I recently read Martha Nussbaum’s Liberty of Conscience for a reading group, and I found her recommendation of the American approach to religious liberty very convincing. There was one area, however, that I found less convincing, which was her definition of religion as basically a search for ultimate meaning. Her title seems to reflect that definition, but the American tradition does not — and consequently, neither does much of her argument in favor of that tradition.
Here’s why that definition — which is actually fairly common — cannot work. On the conceptual level, it robs “religious” convictions of any specificity. Specifically, it turns conscientious atheism into a kind of “religion.” (Such a move is justified in certain rhetorical and argumentative contexts, but at the same time, the force of that claim depends on its counterintuitive nature.) On the societal level, it allows any individual to put forward any arbitrary claim as entitling them to an exception from general laws, so long as that claim is couched in terms of “conscience.”
Of course, there is the proviso that such an exception can’t endanger the general public welfare, so no one can claim to have a right to murder, etc., simply because their conscience dictates. Even with that proviso in place, however, the defense of “religion” is different from the defense of “conviction” or “conscience” generally. To get at the difference, it’s necessary to get at what the “common sense” notion of religion is — it is that definition that the American legal tradition uses and that Nussbaum implicitly uses, even with her overly broad stated definition.
I think that the common sense definition of religion would exclude idiosyncratic claims of individuals as well as groups known as “cults.” That is, religion can’t be a matter of simply one person’s claim, whether that be an individual acting alone or a cult leader who has gathered a body of followers. Some kind of “critical mass” much be reached, both quantitatively and temporally. I don’t think a firm boundary is possible here — it’s more of a “heap”-like problem. Specifically, it’s a problem of authority — not the authority of any one person qua individual, but a disembodied authority that the body of believers (including leaders, even individual leaders as powerful as the pope) understands as preexisting. In philosophical terms, a religion has its own “objective spirit” or “big Other.” (Incidentally, this is one good example of where Nussbaum’s anti-”continental” stance deprives her of concepts that would be very helpful to her argument.)

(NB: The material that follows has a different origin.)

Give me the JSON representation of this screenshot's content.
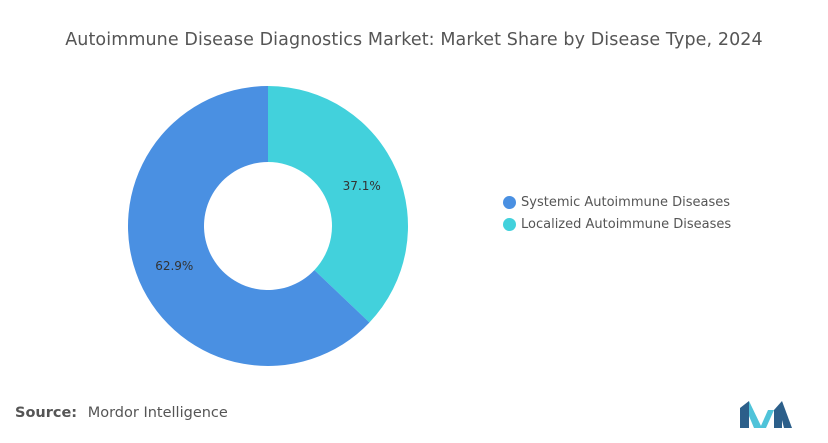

Religious claims are arguments from authority insofar as they go beyond what generic public reason would dictate — that is, by definition they exceed the “overlapping consensus” that “everyone” can agree upon. At the same time, they are public claims insofar as they have recourse to an authority whose demands are publicly available. People who don’t accept the Roman Catholic Church as authoritative, for example, are nonetheless able to know what the Roman Catholic Church demands of its members and to assess the degree to which its members take those claims as authoritative, that is, to trace the basic contours of the debate “internal” to Catholicism. Therefore, no one could get away with the claim that, qua Roman Catholic, they can only eat kosher food and must be accomodated.
Strictly idiosyncratic individual claims — whether of an individual acting alone or of a particular “cult leader” — do not have that public availability and are not “religious” in the relevant sense. (The case of Mormonism shows how rapidly a “cult” can become a “religion” in the modern world — though by the time the US government started its legal persecution of Mormons, it had already clearly become a “religion,” at least as far as I can tell.)
To me, what is valuable about the American approach to “religion” is not only that it is more fair than the European approach, though that does seem to me to be the case and to be a very significant benefit. The more valuable thing is why it’s more fair, namely, that it tacitly acknowledges that society is not made up simply of atomized individuals who stand before the state one by one. Society is also made up of groups with their own relative authority and autonomy, and a just polity must make reasonable accomodations to those groups. The American approach demonstrates that the choice isn’t between radical individualism and a sheer communitarianism that would allow the religious groups complete free reign — some type of limitation on group activity is necessary.
So in an example Nussbaum refers to several times, the government can decide that Bob Jones University’s religious freedom to regulate interracial dating among students is outweighed by the government’s interest in promoting racial equality. In the same way, the government might recognize the authority of Sharia law over Muslim citizens while placing certain limitations on it due to the government’s interest in gender equality (though in point of fact, the US government is not nearly as “interested” in gender equality as it should be).
One thing that’s particularly impressive to me is that the American tradition gets at this tacit acknowledgment of the existence of non-state groups precisely through the very individualistic and Protestant notion of “conscience” and through a legal system that can only hear the claims of individuals (even groups are heard only qua “legal persons”) — “backfilling” the Enlightenment political tradition with a more reasonable approach, as it were.